Anya tersenyum menatap dua sahabatnya itu. Dia ingat bagaimana stresnya Jani dan Tristan selama beberapa bulan ini. Jani stres karena belum mendapat pekerjaan setelah re-sign, dan Tristan stres karena ada masalah dengan client perusahaannya. Anya maklumi saja, jika kedua temannya itu melampiaskan rasa lega mereka hari ini.
"Nih, makan. Liat lo berdua makan udah bikin gue kenyang," Anya memindah nugget yang belum dia habiskan ke piring milik Tristan. Karena cowok bermata sipit itu terus-terusan mencuri pandang pada piring nuggetnya sedari tadi.
"Terimakasih, Teman," dengan semangat, Tristan melahap nugget yang baru saja berpindah hak kepemilikan itu.
"Minta dong, Tan.."
Tristan berbaik hati meletakkan satu nugget dari piringnya ke piring Jani.
Anya hanya bisa geleng-geleng.
Orang lain yang melihat bagaimana Jani dan Tristan makan, mungkin akan mengira dua orang ini sangat kelaparan. Bagaimana tidak berpikir demikian? Tristan memesan nasi goreng dengan tambahan telur. Belum lagi dia masih menghabiskan nugget milik Anya. Jani, si jago makan di meja itu memesan nasi goreng dan mie pangsit yang sekarang hanya menyisakan mangkok tanpa isi.
"Pelan-pelan makannya. Kayak enggak pernah makan aja, lo!" Tristan protes saat Jani makan dengan berantakan. Satu-satunya cowok di meja itu mengambil tissue dan membersihkan sisa makanan yang tertinggal di mulut Jani.
"Makasih, Teman," Jani tersenyum dan kembali dalam kegiatannya menandaskan makanannya.
"Lo juga kali, Tan." Anya menimpali.
"Gue juga gimana?" Tristan mengusap-ngusap mulutnya. Dia kira ada sisa makanan yang berantakan. Padahal bukan itu yang Anya maksud.
"Ngatain Jani kayak enggak pernah makan, lo juga gitu."
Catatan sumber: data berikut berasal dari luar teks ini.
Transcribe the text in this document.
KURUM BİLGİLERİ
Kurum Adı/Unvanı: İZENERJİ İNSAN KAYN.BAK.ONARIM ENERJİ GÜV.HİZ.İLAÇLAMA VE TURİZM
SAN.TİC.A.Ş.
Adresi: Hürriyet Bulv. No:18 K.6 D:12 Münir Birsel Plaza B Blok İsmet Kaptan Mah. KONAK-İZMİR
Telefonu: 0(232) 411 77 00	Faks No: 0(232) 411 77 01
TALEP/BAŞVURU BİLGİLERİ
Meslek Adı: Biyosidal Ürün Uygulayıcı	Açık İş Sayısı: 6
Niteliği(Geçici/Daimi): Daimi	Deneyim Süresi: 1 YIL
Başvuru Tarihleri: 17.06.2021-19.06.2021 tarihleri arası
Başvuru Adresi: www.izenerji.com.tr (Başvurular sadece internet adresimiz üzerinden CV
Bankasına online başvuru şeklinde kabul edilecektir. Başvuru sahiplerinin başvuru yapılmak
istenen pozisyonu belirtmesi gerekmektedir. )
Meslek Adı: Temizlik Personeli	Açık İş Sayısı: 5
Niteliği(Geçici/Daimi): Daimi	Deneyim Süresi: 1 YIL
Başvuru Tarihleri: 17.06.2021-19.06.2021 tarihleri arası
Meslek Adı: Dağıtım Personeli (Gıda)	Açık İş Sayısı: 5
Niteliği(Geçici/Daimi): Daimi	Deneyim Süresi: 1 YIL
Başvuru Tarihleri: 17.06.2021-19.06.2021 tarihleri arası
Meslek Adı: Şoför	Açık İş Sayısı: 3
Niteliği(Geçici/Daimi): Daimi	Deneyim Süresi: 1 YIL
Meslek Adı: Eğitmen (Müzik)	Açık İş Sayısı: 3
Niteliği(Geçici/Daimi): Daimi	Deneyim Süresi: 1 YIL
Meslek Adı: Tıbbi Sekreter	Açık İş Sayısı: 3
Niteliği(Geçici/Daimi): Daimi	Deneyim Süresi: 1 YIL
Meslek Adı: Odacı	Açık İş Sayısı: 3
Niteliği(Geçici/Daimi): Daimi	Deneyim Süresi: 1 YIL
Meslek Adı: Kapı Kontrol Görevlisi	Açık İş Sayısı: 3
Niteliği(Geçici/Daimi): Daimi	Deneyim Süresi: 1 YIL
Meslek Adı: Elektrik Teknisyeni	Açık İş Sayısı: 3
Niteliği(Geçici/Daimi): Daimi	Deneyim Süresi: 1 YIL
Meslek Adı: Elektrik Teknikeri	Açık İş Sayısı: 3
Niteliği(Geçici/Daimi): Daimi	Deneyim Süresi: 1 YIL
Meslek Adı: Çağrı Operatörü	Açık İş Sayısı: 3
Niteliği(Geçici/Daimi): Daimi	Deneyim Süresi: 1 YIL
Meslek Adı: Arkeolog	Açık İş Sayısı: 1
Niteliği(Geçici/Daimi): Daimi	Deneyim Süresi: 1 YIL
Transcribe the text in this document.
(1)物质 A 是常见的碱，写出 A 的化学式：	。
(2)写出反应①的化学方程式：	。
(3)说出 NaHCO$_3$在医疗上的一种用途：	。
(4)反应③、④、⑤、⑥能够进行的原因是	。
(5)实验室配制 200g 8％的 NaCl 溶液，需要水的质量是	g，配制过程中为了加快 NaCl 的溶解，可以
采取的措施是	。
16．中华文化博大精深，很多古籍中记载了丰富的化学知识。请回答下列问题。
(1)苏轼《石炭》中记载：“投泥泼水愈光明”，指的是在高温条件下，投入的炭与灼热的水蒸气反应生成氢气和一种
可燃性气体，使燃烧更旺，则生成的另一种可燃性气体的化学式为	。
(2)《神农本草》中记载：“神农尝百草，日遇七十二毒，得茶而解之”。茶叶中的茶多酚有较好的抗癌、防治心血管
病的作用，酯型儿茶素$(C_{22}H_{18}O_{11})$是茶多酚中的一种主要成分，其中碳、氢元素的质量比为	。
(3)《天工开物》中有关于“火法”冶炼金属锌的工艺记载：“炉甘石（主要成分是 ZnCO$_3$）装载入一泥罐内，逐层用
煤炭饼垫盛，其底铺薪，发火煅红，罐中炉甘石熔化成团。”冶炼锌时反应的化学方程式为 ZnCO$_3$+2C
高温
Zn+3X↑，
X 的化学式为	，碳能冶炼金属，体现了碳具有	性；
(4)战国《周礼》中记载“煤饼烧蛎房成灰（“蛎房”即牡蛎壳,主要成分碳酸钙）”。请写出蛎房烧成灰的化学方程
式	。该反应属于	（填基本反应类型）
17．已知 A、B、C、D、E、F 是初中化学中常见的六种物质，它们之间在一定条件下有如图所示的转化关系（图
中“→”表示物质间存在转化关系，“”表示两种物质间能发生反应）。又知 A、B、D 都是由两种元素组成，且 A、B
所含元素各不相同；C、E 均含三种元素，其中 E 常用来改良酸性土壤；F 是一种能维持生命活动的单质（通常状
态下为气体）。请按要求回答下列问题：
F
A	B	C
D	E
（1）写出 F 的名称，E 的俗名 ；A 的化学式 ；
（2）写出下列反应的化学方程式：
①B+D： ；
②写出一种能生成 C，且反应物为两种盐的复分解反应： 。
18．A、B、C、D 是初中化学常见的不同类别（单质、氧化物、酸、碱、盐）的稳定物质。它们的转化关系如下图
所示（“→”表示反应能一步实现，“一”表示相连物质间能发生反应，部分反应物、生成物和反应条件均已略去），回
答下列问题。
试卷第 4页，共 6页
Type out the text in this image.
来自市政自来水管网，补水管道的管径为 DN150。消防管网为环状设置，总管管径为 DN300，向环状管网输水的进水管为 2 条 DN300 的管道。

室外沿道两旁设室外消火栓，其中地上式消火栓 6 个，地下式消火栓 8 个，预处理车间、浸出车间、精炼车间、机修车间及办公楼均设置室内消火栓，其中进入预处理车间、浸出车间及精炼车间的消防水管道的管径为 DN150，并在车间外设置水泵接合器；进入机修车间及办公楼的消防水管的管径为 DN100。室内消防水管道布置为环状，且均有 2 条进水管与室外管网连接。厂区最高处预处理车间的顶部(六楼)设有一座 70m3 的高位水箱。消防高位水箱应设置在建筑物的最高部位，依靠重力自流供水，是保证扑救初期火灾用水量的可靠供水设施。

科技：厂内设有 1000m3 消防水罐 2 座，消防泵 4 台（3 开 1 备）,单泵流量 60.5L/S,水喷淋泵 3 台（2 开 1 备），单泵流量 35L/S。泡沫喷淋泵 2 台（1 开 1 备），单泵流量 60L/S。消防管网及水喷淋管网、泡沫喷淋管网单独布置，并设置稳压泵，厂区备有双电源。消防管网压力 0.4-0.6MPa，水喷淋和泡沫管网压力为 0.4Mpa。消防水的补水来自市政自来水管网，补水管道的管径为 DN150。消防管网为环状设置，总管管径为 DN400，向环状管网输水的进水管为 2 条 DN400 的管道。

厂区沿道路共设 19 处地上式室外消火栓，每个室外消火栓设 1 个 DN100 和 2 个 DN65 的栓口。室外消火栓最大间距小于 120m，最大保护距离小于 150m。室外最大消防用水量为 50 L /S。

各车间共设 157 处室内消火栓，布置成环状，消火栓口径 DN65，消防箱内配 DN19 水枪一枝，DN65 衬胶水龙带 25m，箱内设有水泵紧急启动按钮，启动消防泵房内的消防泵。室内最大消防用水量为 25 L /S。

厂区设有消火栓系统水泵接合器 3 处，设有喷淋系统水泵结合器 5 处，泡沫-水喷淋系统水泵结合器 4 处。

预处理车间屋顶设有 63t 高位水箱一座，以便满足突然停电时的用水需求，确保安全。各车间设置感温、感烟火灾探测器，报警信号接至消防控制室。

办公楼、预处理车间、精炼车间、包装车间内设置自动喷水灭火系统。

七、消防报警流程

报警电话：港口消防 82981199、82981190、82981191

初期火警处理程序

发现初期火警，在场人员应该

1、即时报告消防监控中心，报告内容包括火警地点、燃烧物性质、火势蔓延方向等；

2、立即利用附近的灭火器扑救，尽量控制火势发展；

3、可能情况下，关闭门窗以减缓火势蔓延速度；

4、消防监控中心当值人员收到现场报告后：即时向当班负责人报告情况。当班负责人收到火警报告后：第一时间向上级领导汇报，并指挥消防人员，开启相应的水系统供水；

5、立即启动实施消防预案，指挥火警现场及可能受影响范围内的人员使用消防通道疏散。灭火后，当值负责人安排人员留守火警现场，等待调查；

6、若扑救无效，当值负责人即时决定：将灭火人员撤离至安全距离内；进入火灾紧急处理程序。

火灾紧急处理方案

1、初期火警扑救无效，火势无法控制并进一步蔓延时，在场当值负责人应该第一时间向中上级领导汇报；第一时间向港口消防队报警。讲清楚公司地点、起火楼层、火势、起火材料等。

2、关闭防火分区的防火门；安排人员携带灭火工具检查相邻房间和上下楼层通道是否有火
"Dih, masa sih?" Tanya Tristan sambil melirik Jani yang sedang makan dengan lahap. Dia tidak percaya makan seperti teman yang duduk di sampingnya itu. Pasalnya, Jani makan seperti orang kesetanan.
Anya mengangguk. Sedangkan Jani, dia tidak mau tahu.
"Ya maklumin lah, Nya. Ini kali pertama lidah gue bisa ngerasain pahit, gurih, asem, manis setelah pikiran gue buntu masalah proyeknya Pak Hasani."
"Iya gue paham. Jadi, sekarang kalian satu kantor dong?" Tanya Anya.
Jani dan Tristan mengangguk secara bersamaan lagi.
"Kapan mulai kerja?"
"Minggu depan, Nya. Ini gue masih harus bikin desain full sekalian maketnya," jawab Jani.
"Lembur lo? Mau gue bantu nggak?"
"Enggak usah, Tan. Gue bisa kok. Mending lo nyicil jam tidur lo yang kepake buat lembur kemaren-kemaren aja."
"Serius ini?" Tristan masih memastikan.